England have made stunning progress in limited overs cricket over the last year and the current World Twenty20 squad have much in common with the champion 2010 side, skipper Eoin Morgan said ahead of Wednesday’s semi-final against New Zealand.
Morgan was at the non-striker’s end when then skipper Paul Collingwood scored the winning run to seal England’s seven-wicket win against Australia in the Bridgetown final in the third edition of the tournament.
Six years since the triumph, Collingwood is now a consultant with the team and Morgan believes he leads a side far better than the bunch who crashed out of last year’s 50-overs World Cup after a defeat by Bangladesh.
“I can’t quite believe where we are with our one-day cricket and Twenty20 cricket,” Morgan told reporters at the Feroz Shah Kotla Stadium.
“The guys that we’ve selected have done outstandingly well and shown a great amount of attitude in learning.”
The 29-year-old has no illusions about the challenge ahead as his team take on a New Zealand side who stormed into the last four as the only unbeaten team of this year’s tournament.

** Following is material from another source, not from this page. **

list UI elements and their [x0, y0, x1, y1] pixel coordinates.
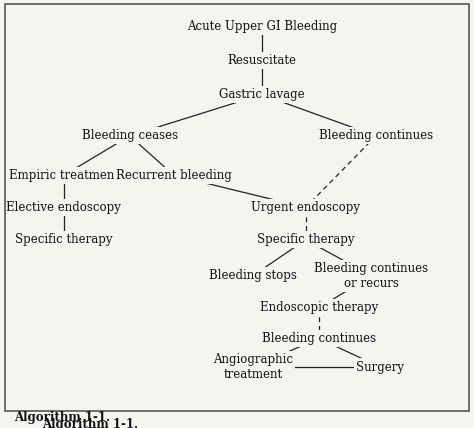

“We have a top game tomorrow against a strong New Zealand side who probably have played the best cricket of the tournament so far in the group stages. So we are going to have a very strong game tomorrow to beat New Zealand,” he said.
England have a better knowledge of the venue, having played their last two games at Kotla whereas New Zealand played their group matches in four different venues.
Morgan is also deriving confidence from the group’s similarities with the team Collingwood led in West Indies during their 2010 triumph.
“Quite a few actually. The main one would be how relaxed everybody is around the group,” the left-handed batsman said.
“It’s all about having fun and enjoying what you are doing. If you don’t have the drive to always want to improve, to win a game of cricket, you stand still for a long time, this side has showed strength which is similar to that 2010 (group).”
Morgan also drew his experience from the West Indies campaign and encouraged his team mates to play freely against New Zealand.
“Certainly my experience in games in the knockout stage of a tournament is that you’ve done the hard work and it’s almost now you earn a licence to go out and express yourself as much as you can.
“If you’ve guys coming out very relaxed about performing and performing on the big stage, I think that takes a lot of weight off the shoulders.”